Of these claims, the idea of a fraud count struck me as unusual. The plaintiff alleged that the defendants breached a duty to warn congregants, including the plaintiff, about what the defendants knew of the pastor’s misconduct. The basis for this claim is that the plaintiff relied on the church’s silence to her detriment. The justices reject this claim for two reasons. First, there’s nothing in the complaint alleging that the individual defendants intentionally withheld the information. It accordingly can’t be actual fraud.

The second reason will raise some eyebrows: “the defendants did not owe a duty to warn Jane or the other congregants about the complaints against King, so their silence cannot constitute concealment.” For this holding, the court cites a Fourth Circuit decision from 1999 in a breach-of-contract case between two banks. There, the Fourth had held that “Silence does not constitute concealment in the absence of a duty to disclose.”

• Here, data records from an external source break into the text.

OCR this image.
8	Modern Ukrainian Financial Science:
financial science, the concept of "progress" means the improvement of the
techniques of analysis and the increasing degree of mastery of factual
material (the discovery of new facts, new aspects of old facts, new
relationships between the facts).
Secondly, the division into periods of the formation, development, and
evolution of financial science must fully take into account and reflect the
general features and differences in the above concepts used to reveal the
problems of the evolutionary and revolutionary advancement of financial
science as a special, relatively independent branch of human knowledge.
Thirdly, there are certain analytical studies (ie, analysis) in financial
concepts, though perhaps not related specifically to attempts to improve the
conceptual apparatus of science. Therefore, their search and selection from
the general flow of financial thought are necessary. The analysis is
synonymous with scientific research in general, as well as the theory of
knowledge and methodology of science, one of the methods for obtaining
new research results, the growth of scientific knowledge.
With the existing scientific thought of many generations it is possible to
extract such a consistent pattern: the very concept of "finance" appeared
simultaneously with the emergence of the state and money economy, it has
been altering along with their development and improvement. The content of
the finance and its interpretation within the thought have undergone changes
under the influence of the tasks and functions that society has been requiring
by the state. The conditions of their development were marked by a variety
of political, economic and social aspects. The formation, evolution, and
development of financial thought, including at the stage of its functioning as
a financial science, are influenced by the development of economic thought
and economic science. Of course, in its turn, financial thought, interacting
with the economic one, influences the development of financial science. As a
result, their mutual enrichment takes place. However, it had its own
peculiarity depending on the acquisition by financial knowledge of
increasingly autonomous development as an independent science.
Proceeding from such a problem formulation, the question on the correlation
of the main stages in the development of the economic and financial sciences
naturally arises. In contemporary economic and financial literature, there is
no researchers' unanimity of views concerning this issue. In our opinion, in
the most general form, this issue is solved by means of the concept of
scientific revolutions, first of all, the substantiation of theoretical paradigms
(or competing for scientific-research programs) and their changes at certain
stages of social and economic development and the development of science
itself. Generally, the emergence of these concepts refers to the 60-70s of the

Applying this ruling in the context of sexual molestation of a juvenile is enough to cause me to squirm just a bit. The Supreme Court today holds that church defendants who know about a pastor’s propensity to commit acts of sexual misconduct owe no duty of disclosure to persons who may be endangered by the pastor. My best guess is that John Q. and Jane Q. Citizen would be surprised by this, even if lawyers understand that there’s judicial precedent for the holding. Those laymen will likely regard this ruling as a way to protect sexual predators.